Fondest memory: Again, the funnies (and you need a sense of humour when you travel)...
Monkeys eating flower petals (see picture). Man hangs bricks from p***s at Pashupatinath.
Eating in a partially open air restaurant and notice an electrical socket with an adaptor with three plugs in. This is attached to another adaptor with a further two plugs. This is attached to another adaptor with a further two plugs. This is attached to another adaptor with a further two plugs. This is attached to another adaptor with a further two plugs. The next adaptor has a further chain of adaptors with plugs attached to the side. A few adaptors and a good few plugs later, the electric socket itself is reached. We reckon that most of the restaurant is powered through this single socket. There's a thunderstorm overhead and we are glad the canopy above us doesn't have a leak. (For an alternative approach, see my 'Egypt' entry.)
To emphasize the point, as we are leaving the restaurant in the heavy rain, the electrics of a building opposite short out in the weather.

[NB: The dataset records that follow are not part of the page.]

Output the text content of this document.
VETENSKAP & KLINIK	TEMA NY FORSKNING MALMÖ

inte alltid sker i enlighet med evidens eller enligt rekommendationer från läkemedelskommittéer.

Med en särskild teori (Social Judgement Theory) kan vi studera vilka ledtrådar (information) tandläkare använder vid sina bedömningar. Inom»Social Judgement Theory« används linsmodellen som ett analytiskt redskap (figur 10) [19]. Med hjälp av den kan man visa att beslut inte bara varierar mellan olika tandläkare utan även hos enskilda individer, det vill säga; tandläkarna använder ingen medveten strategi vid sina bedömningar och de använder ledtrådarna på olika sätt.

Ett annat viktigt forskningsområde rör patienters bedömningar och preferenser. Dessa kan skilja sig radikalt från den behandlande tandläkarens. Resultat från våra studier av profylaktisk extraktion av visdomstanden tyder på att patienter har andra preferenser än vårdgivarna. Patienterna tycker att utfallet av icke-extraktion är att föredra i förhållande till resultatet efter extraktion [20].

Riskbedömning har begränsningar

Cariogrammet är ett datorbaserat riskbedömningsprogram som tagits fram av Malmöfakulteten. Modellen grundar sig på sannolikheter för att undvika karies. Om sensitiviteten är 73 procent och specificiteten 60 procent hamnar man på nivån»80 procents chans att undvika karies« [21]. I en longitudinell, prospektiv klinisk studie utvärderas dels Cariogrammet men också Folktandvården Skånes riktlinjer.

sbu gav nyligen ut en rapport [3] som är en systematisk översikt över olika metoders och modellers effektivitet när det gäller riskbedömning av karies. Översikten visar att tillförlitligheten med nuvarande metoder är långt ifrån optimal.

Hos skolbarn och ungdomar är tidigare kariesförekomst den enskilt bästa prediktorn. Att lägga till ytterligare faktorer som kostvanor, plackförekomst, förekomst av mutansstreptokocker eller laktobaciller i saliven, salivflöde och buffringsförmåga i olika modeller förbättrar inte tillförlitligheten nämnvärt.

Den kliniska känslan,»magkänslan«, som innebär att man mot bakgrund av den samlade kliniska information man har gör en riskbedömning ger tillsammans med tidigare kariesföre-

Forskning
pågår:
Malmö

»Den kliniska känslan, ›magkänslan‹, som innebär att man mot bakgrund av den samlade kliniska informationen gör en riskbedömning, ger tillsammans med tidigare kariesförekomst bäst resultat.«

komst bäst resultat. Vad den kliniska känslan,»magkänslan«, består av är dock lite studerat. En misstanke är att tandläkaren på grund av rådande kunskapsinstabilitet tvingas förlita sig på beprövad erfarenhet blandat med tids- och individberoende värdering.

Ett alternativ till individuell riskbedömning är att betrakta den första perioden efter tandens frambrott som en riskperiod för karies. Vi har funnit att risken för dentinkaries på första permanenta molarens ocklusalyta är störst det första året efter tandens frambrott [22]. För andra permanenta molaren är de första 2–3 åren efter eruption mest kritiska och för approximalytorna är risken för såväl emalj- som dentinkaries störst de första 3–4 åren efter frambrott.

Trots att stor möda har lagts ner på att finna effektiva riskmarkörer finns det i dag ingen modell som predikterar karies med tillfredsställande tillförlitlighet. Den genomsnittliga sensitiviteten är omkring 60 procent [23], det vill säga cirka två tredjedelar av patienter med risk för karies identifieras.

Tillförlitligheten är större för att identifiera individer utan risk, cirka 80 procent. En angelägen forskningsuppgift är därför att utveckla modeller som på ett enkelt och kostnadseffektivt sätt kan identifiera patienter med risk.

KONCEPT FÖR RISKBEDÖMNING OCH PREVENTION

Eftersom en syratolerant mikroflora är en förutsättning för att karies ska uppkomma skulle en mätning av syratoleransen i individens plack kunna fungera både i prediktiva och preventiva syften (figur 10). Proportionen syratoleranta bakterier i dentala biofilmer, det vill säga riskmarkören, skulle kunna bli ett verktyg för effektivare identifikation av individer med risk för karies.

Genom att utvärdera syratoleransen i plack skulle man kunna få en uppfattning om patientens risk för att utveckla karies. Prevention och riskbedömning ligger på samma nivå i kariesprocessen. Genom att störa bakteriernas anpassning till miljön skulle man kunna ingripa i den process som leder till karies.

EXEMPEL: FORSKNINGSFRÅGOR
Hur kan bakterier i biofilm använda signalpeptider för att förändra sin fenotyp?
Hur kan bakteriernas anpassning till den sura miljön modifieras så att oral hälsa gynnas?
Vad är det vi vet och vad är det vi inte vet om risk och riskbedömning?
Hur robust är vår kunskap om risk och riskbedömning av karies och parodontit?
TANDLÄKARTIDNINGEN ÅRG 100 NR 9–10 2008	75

The poor bloke pedalling the rickshaw we are in just looks skyward.
We decide to buy a bottle of 'Nepalese' whisky, distilled in Scotland. Hmm.
Also find shop in Bhaktapur selling Middlesbrough F.C. merchandise (see 'Photos') - They're one of our local rivals and this is the last place I expected to see footy stuff on sale.

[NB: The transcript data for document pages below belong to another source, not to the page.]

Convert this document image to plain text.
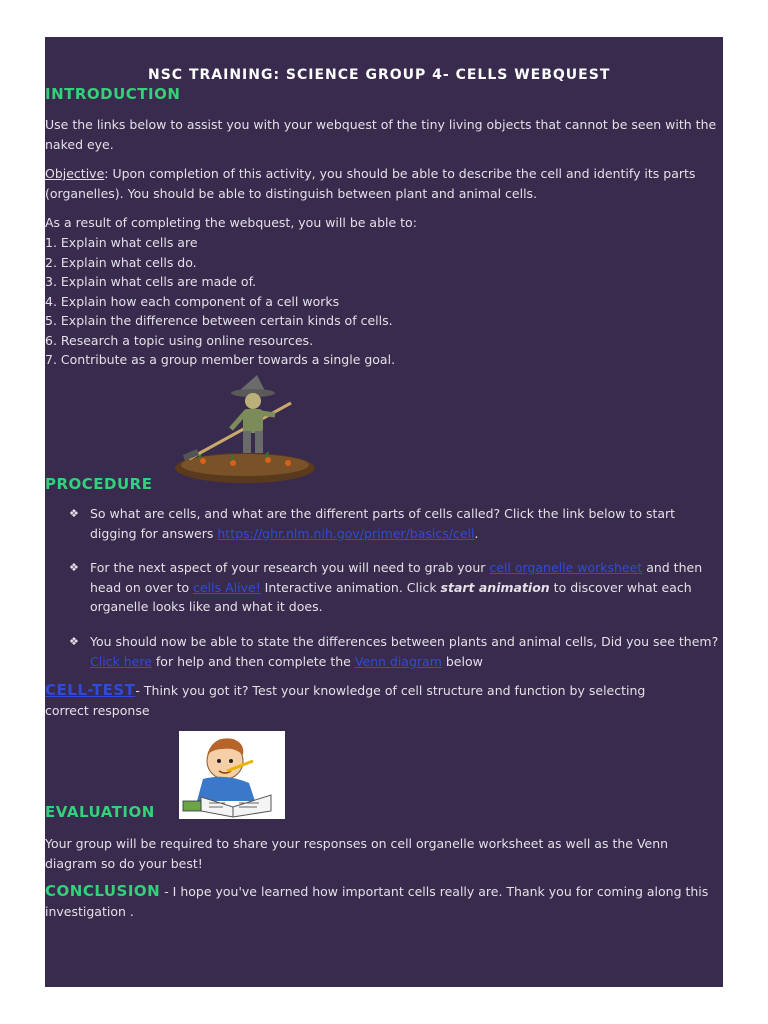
NSC TRAINING: SCIENCE GROUP 4- CELLS WEBQUEST
INTRODUCTION
Use the links below to assist you with your webquest of the tiny living objects that cannot be seen with the naked eye.
Objective: Upon completion of this activity, you should be able to describe the cell and identify its parts (organelles). You should be able to distinguish between plant and animal cells.
As a result of completing the webquest, you will be able to:
1. Explain what cells are
2. Explain what cells do.
3. Explain what cells are made of.
4. Explain how each component of a cell works
5. Explain the difference between certain kinds of cells.
6. Research a topic using online resources.
7. Contribute as a group member towards a single goal.
PROCEDURE
❖ So what are cells, and what are the different parts of cells called? Click the link below to start digging for answers https://ghr.nlm.nih.gov/primer/basics/cell.
❖ For the next aspect of your research you will need to grab your cell organelle worksheet and then head on over to cells Alive! Interactive animation. Click start animation to discover what each organelle looks like and what it does.
❖ You should now be able to state the differences between plants and animal cells, Did you see them? Click here for help and then complete the Venn diagram below
CELL-TEST- Think you got it? Test your knowledge of cell structure and function by selecting correct response
EVALUATION
Your group will be required to share your responses on cell organelle worksheet as well as the Venn diagram so do your best!
CONCLUSION - I hope you've learned how important cells really are. Thank you for coming along this investigation .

if visiting kathmandu be sure to rent a bike and spend some days just riding around, experiencing the sites and sounds
Fondest memory: while trekking to everest, the primroses on the paths, the rhodos which changed colour as the elevation changed, the mica paths which varied from pink to golden colour, watching the clouds come up to you, the magnolia trees which we could smell before we could see them. the people. the kids who jumped from rock to rock like mountain goats as they walked miles to school
NEPAL is a place which has natural beauty. it has many mountains, natural springs and dazzling sunlight.it also has
many water falls .when one is in nepal they must enjoy its scenicbeauty.Visiting kathmandu ,the capital is a must. not a big country. can do a little shopping.

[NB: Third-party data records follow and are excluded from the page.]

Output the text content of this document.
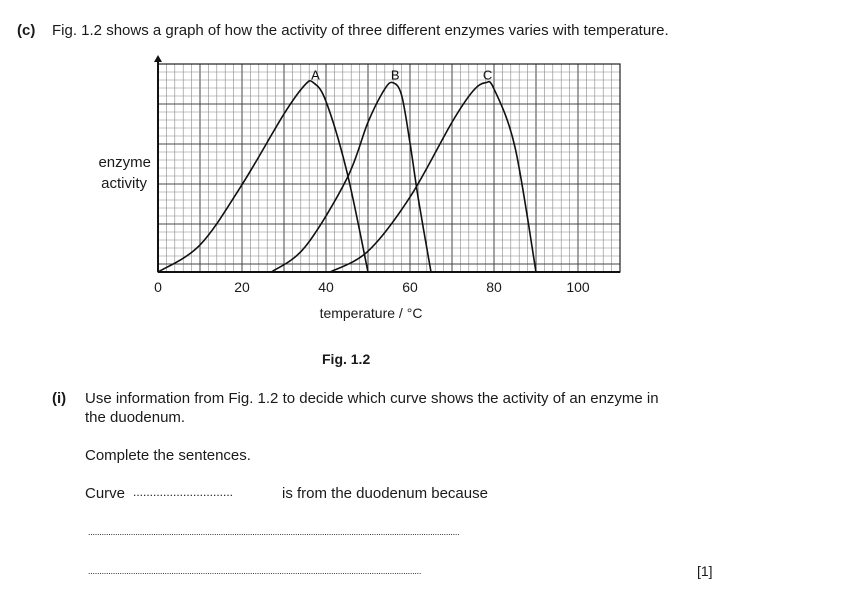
(c) Fig. 1.2 shows a graph of how the activity of three different enzymes varies with temperature.
0	20	40	60	80	100
temperature / °C
enzyme
activity
A	B	C
Fig. 1.2
(i) Use information from Fig. 1.2 to decide which curve shows the activity of an enzyme in
the duodenum.
Complete the sentences.
Curve ..............................	is from the duodenum because
.....................................................................................................................................................................
....................................................................................................................................................	[1]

Fondest memory: dazzing sunshine,mt.Everest and water falls
See the living Goddess - Kumari. Yes. That is true - you can see a real, living Goddess in Kathmandu. She is is a small girl, from the highest cast and she can be the goddess till the moment she becomes a woman. After that happens another reincarnation replaces her in Kumari Palace (called Kumari Mahal). You can see Kumari - just visit the palace courtyard and ask people there to call Kumari. You can see her, but you are not allowed to take pictures of her.